There are numerous fascinating tidbits about garages that most people don’t really know about. Here are ten fascinating facts about garages that might surprise you:

  1. Origin of “Garage”: The term “garage” comes from the French word “garer,” meaning to shelter or protect. Initially, garages were designed to protect cars, much like how stables protected horses.
  2. First Garage: The first public parking garage in the U.S. was built in 1898 in Boston. It was a multi-story building specifically designed for storing automobiles.
  3. Garage Bands: The term “garage band” originated in the 1960s, referring to bands that rehearsed in the family garage.
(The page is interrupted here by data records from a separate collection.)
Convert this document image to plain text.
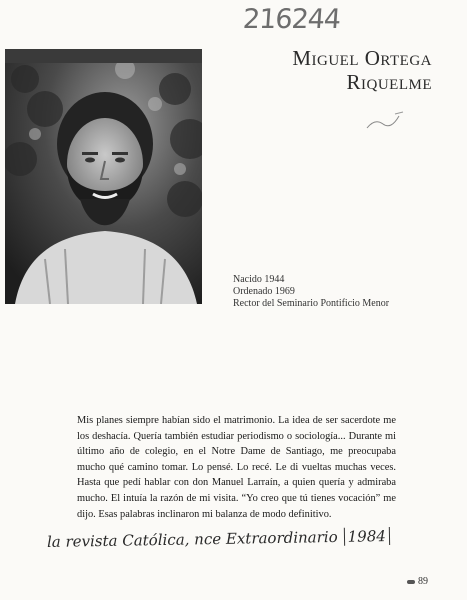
216244
Miguel Ortega
Riquelme
Nacido 1944
Ordenado 1969
Rector del Seminario Pontificio Menor
Mis planes siempre habían sido el matrimonio. La idea de ser sacerdote me los deshacía. Quería también estudiar periodismo o sociología... Durante mi último año de colegio, en el Notre Dame de Santiago, me preocupaba mucho qué camino tomar. Lo pensé. Lo recé. Le di vueltas muchas veces. Hasta que pedí hablar con don Manuel Larraín, a quien quería y admiraba mucho. El intuía la razón de mi visita. “Yo creo que tú tienes vocación” me dijo. Esas palabras inclinaron mi balanza de modo definitivo.
la revista Católica, nce Extraordinario 1984
89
Famous groups like The Beatles and Nirvana started as garage bands.
  4. Largest Garage: The world’s largest parking garage is the West Edmonton Mall in Alberta, Canada, which can accommodate over 20,000 vehicles.
  5. Innovations in Garage Doors: The first overhead garage door was invented in 1921 by C.G. Johnson, revolutionizing how garage doors were operated.
  6. Electric Garage Door Openers: Following the overhead door, the electric garage door opener was introduced by C.G. Johnson in 1926, adding convenience to opening and closing garage doors.
  7. Garages and Home Value: A well-maintained garage can increase a home’s value by up to 13%, according to real estate experts.
  8. The Transition to Living Spaces: Many homeowners convert their garages into living spaces, offices, or gyms, reflecting the versatility and potential of this area.
  9. Garage Sales: The concept of garage sales, where households sell unwanted items, originated in the early 20th century, turning garages into temporary marketplaces.
  10. Smart Garages: Modern garages are becoming “smart,” with Wi-Fi-connected garage door openers, security cameras, and systems that can be controlled via smartphone apps.


From sheltering the first automobiles to accommodating the electric cars of today, garages have continually adapted to meet the needs of their times. As we look to the future, the garage’s role is set to evolve further, reflecting ongoing advancements in technology and shifts in how we live and work. This unassuming part of our homes, often overlooked, holds a rich history and a promising future.